Canadian provincial Crown corporation

The Nova Scotia Liquor Corporation (NSLC) is the Crown corporation which controls sales of alcoholic beverages and recreational cannabis in Nova Scotia, Canada. It is the sole distributor for these products and runs all retail outlets (108 across the province) selling alcohol and cannabis products. The exceptions are for four private retailers in urban HRM offering beer, wine, and spirits, and, in rural areas where there is not an NSLC location, 65 "agency" liquor stores operated by private retailers on NSLC's behalf.

==History==
In 1910 the Nova Scotia Temperance Act was passed which enforced prohibition of alcohol sales throughout the province except in Halifax. Beginning in 1916, alcohol sales were prohibited in Halifax.

On October 31, 1929, a plebiscite was held on Nova Scotia's prohibition of alcohol sales. Over 60 percent of voters authorized the repeal of the Temperance Act, making Nova Scotia the second last province in Canada to end prohibition.

On May 1, 1930 the Nova Scotia Liquor Commission was created through legislation passed as the Liquor Control Act.

In 1946, the responsibility for licensing sites selling alcoholic beverages (e.g. bars and restaurants) was transferred to the Tavern Licence Committee (now named Liquor License Board).

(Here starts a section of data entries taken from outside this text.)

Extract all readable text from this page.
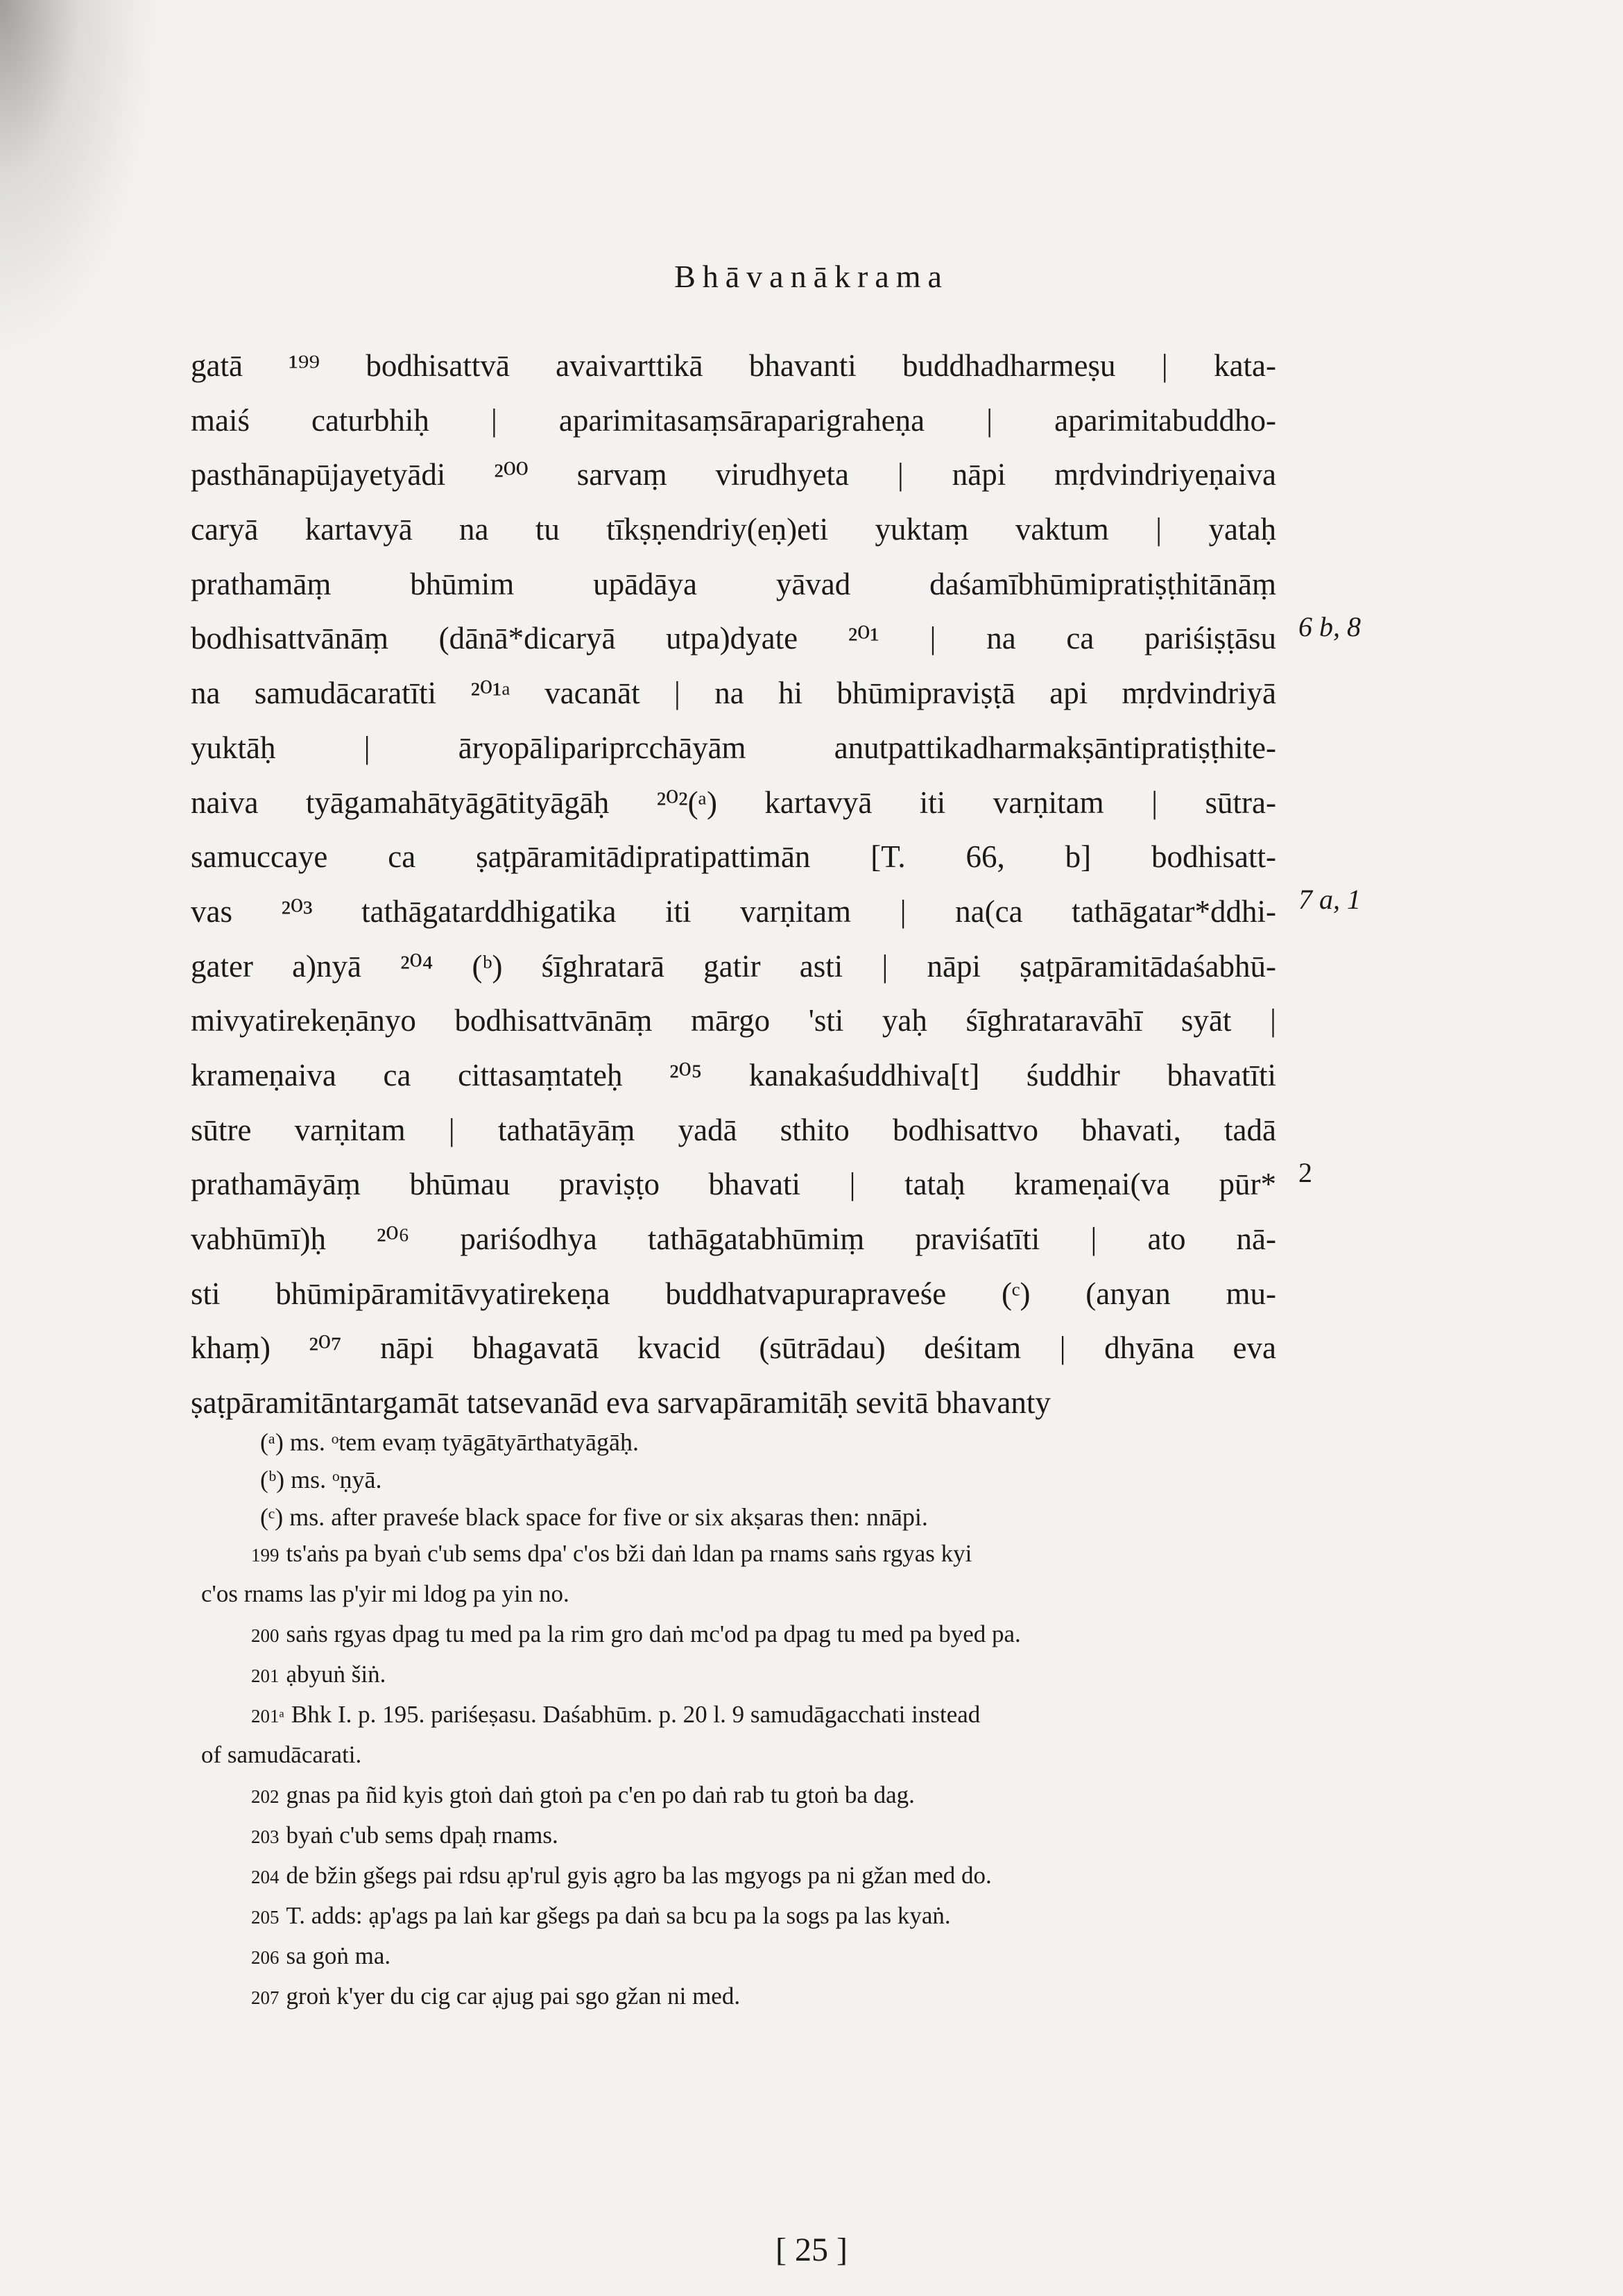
Bhāvanākrama
gatā ¹⁹⁹ bodhisattvā avaivarttikā bhavanti buddhadharmeṣu | kata-
maiś caturbhiḥ | aparimitasaṃsāraparigraheṇa | aparimitabuddho-
pasthānapūjayetyādi ²⁰⁰ sarvaṃ virudhyeta | nāpi mṛdvindriyeṇaiva
caryā kartavyā na tu tīkṣṇendriy(eṇ)eti yuktaṃ vaktum | yataḥ
prathamāṃ bhūmim upādāya yāvad daśamībhūmipratiṣṭhitānāṃ
bodhisattvānāṃ (dānā*dicaryā utpa)dyate ²⁰¹ | na ca pariśiṣṭāsu
na samudācaratīti ²⁰¹ᵃ vacanāt | na hi bhūmipraviṣṭā api mṛdvindriyā
yuktāḥ | āryopālipariprcchāyām anutpattikadharmakṣāntipratiṣṭhite-
naiva tyāgamahātyāgātityāgāḥ ²⁰²(ᵃ) kartavyā iti varṇitam | sūtra-
samuccaye ca ṣaṭpāramitādipratipattimān [T. 66, b] bodhisatt-
vas ²⁰³ tathāgatarddhigatika iti varṇitam | na(ca tathāgatar*ddhi-
gater a)nyā ²⁰⁴ (ᵇ) śīghratarā gatir asti | nāpi ṣaṭpāramitādaśabhū-
mivyatirekeṇānyo bodhisattvānāṃ mārgo 'sti yaḥ śīghrataravāhī syāt |
krameṇaiva ca cittasaṃtateḥ ²⁰⁵ kanakaśuddhiva[t] śuddhir bhavatīti
sūtre varṇitam | tathatāyāṃ yadā sthito bodhisattvo bhavati, tadā
prathamāyāṃ bhūmau praviṣṭo bhavati | tataḥ krameṇai(va pūr*
vabhūmī)ḥ ²⁰⁶ pariśodhya tathāgatabhūmiṃ praviśatīti | ato nā-
sti bhūmipāramitāvyatirekeṇa buddhatvapurapraveśe (ᶜ) (anyan mu-
khaṃ) ²⁰⁷ nāpi bhagavatā kvacid (sūtrādau) deśitam | dhyāna eva
ṣaṭpāramitāntargamāt tatsevanād eva sarvapāramitāḥ sevitā bhavanty
6 b, 8
7 a, 1
2
(ᵃ) ms. ᵒtem evaṃ tyāgātyārthatyāgāḥ.
(ᵇ) ms. ᵒṇyā.
(ᶜ) ms. after praveśe black space for five or six akṣaras then: nnāpi.
199 ts'aṅs pa byaṅ c'ub sems dpa' c'os bži daṅ ldan pa rnams saṅs rgyas kyi
c'os rnams las p'yir mi ldog pa yin no.
200 saṅs rgyas dpag tu med pa la rim gro daṅ mc'od pa dpag tu med pa byed pa.
201 ạbyuṅ šiṅ.
201ᵃ Bhk I. p. 195. pariśeṣasu. Daśabhūm. p. 20 l. 9 samudāgacchati instead
of samudācarati.
202 gnas pa ñid kyis gtoṅ daṅ gtoṅ pa c'en po daṅ rab tu gtoṅ ba dag.
203 byaṅ c'ub sems dpaḥ rnams.
204 de bžin gšegs pai rdsu ạp'rul gyis ạgro ba las mgyogs pa ni gžan med do.
205 T. adds: ạp'ags pa laṅ kar gšegs pa daṅ sa bcu pa la sogs pa las kyaṅ.
206 sa goṅ ma.
207 groṅ k'yer du cig car ạjug pai sgo gžan ni med.
[ 25 ]
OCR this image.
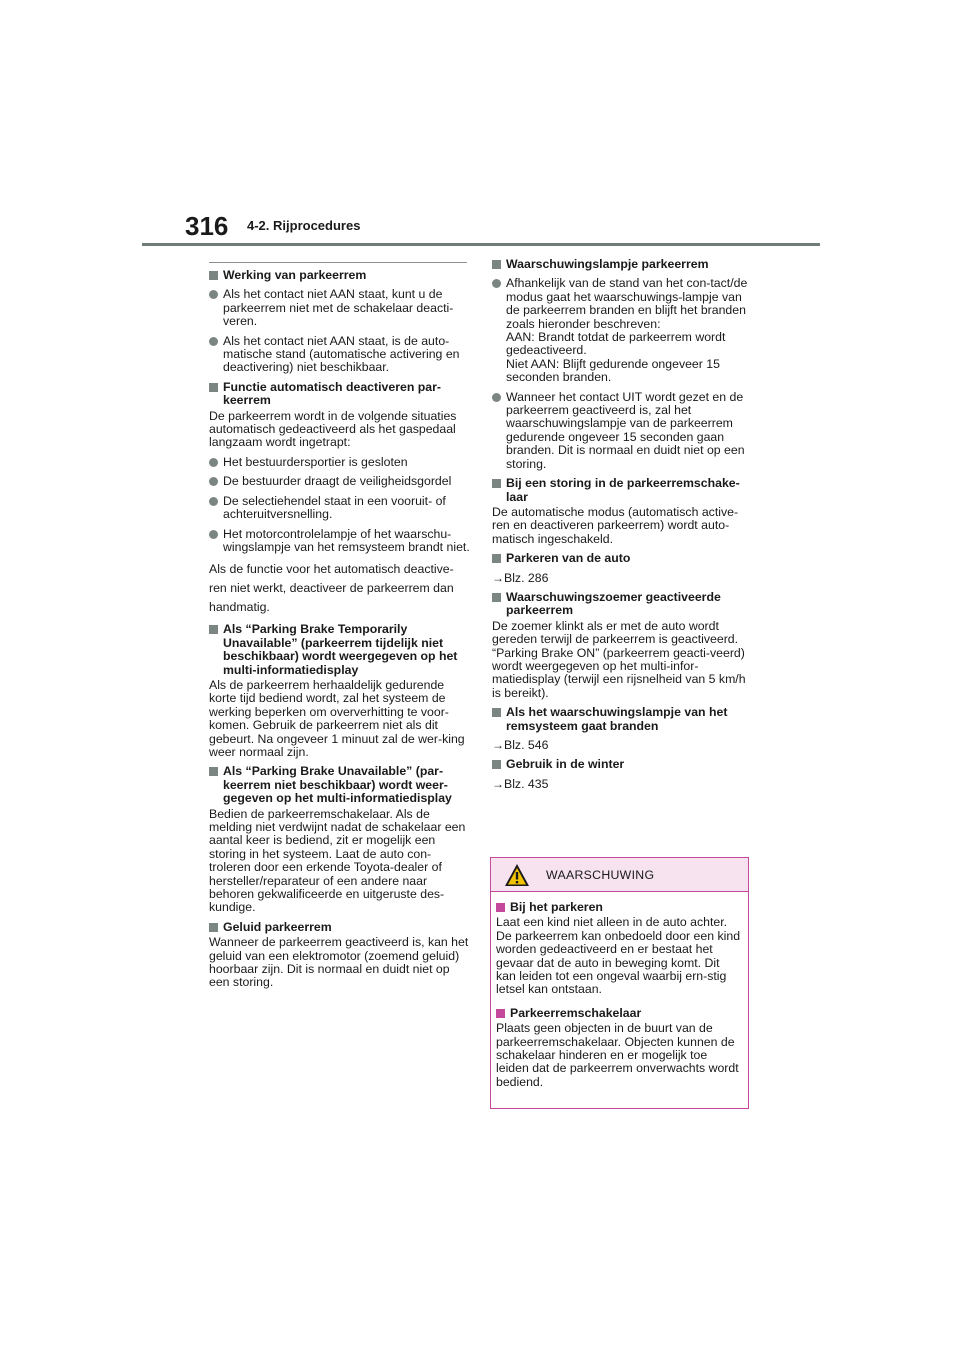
316 4-2. Rijprocedures
Werking van parkeerrem
Als het contact niet AAN staat, kunt u de parkeerrem niet met de schakelaar deacti-veren.
Als het contact niet AAN staat, is de auto-matische stand (automatische activering en deactivering) niet beschikbaar.
Functie automatisch deactiveren par-keerrem
De parkeerrem wordt in de volgende situaties automatisch gedeactiveerd als het gaspedaal langzaam wordt ingetrapt:
Het bestuurdersportier is gesloten
De bestuurder draagt de veiligheidsgordel
De selectiehendel staat in een vooruit- of achteruitversnelling.
Het motorcontrolelampje of het waarschu-wingslampje van het remsysteem brandt niet.
Als de functie voor het automatisch deactive-ren niet werkt, deactiveer de parkeerrem dan handmatig.
Als “Parking Brake Temporarily Unavailable” (parkeerrem tijdelijk niet beschikbaar) wordt weergegeven op het multi-informatiedisplay
Als de parkeerrem herhaaldelijk gedurende korte tijd bediend wordt, zal het systeem de werking beperken om oververhitting te voor-komen. Gebruik de parkeerrem niet als dit gebeurt. Na ongeveer 1 minuut zal de wer-king weer normaal zijn.
Als “Parking Brake Unavailable” (par-keerrem niet beschikbaar) wordt weer-gegeven op het multi-informatiedisplay
Bedien de parkeerremschakelaar. Als de melding niet verdwijnt nadat de schakelaar een aantal keer is bediend, zit er mogelijk een storing in het systeem. Laat de auto con-troleren door een erkende Toyota-dealer of hersteller/reparateur of een andere naar behoren gekwalificeerde en uitgeruste des-kundige.
Geluid parkeerrem
Wanneer de parkeerrem geactiveerd is, kan het geluid van een elektromotor (zoemend geluid) hoorbaar zijn. Dit is normaal en duidt niet op een storing.
Waarschuwingslampje parkeerrem
Afhankelijk van de stand van het con-tact/de modus gaat het waarschuwings-lampje van de parkeerrem branden en blijft het branden zoals hieronder beschreven:
AAN: Brandt totdat de parkeerrem wordt gedeactiveerd.
Niet AAN: Blijft gedurende ongeveer 15 seconden branden.
Wanneer het contact UIT wordt gezet en de parkeerrem geactiveerd is, zal het waarschuwingslampje van de parkeerrem gedurende ongeveer 15 seconden gaan branden. Dit is normaal en duidt niet op een storing.
Bij een storing in de parkeerremschake-laar
De automatische modus (automatisch active-ren en deactiveren parkeerrem) wordt auto-matisch ingeschakeld.
Parkeren van de auto
→Blz. 286
Waarschuwingszoemer geactiveerde parkeerrem
De zoemer klinkt als er met de auto wordt gereden terwijl de parkeerrem is geactiveerd. “Parking Brake ON” (parkeerrem geacti-veerd) wordt weergegeven op het multi-infor-matiedisplay (terwijl een rijsnelheid van 5 km/h is bereikt).
Als het waarschuwingslampje van het remsysteem gaat branden
→Blz. 546
Gebruik in de winter
→Blz. 435
WAARSCHUWING
Bij het parkeren
Laat een kind niet alleen in de auto achter. De parkeerrem kan onbedoeld door een kind worden gedeactiveerd en er bestaat het gevaar dat de auto in beweging komt. Dit kan leiden tot een ongeval waarbij ern-stig letsel kan ontstaan.
Parkeerremschakelaar
Plaats geen objecten in de buurt van de parkeerremschakelaar. Objecten kunnen de schakelaar hinderen en er mogelijk toe leiden dat de parkeerrem onverwachts wordt bediend.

The liquor commission's current head office and distribution centre was constructed in the Bayers Lake Industrial Park in 1987.

In 1995, the Gaming Control Act made the Nova Scotia Liquor Commission part of the Alcohol and Gaming Authority.

In July 2001, the organization was changed from a commission to a Crown corporation and renamed the Nova Scotia Liquor Corporation.

On December 1, 2004, the organization unveiled a new retail logo, replacing their old "Liquor Store" logo.

On October 17, 2018, the Nova Scotia Liquor Corporation became the sole authorized retailer of cannabis in Nova Scotia following the legalization of recreational cannabis.

During the 2025 United States trade war with Canada and Mexico, the NSLC removed all American products from shelves twice as a non-tariff retaliatory measure, first in February during the initial tariff threats from the US, and then again in March when the delayed tariffs on Canadian goods took effect.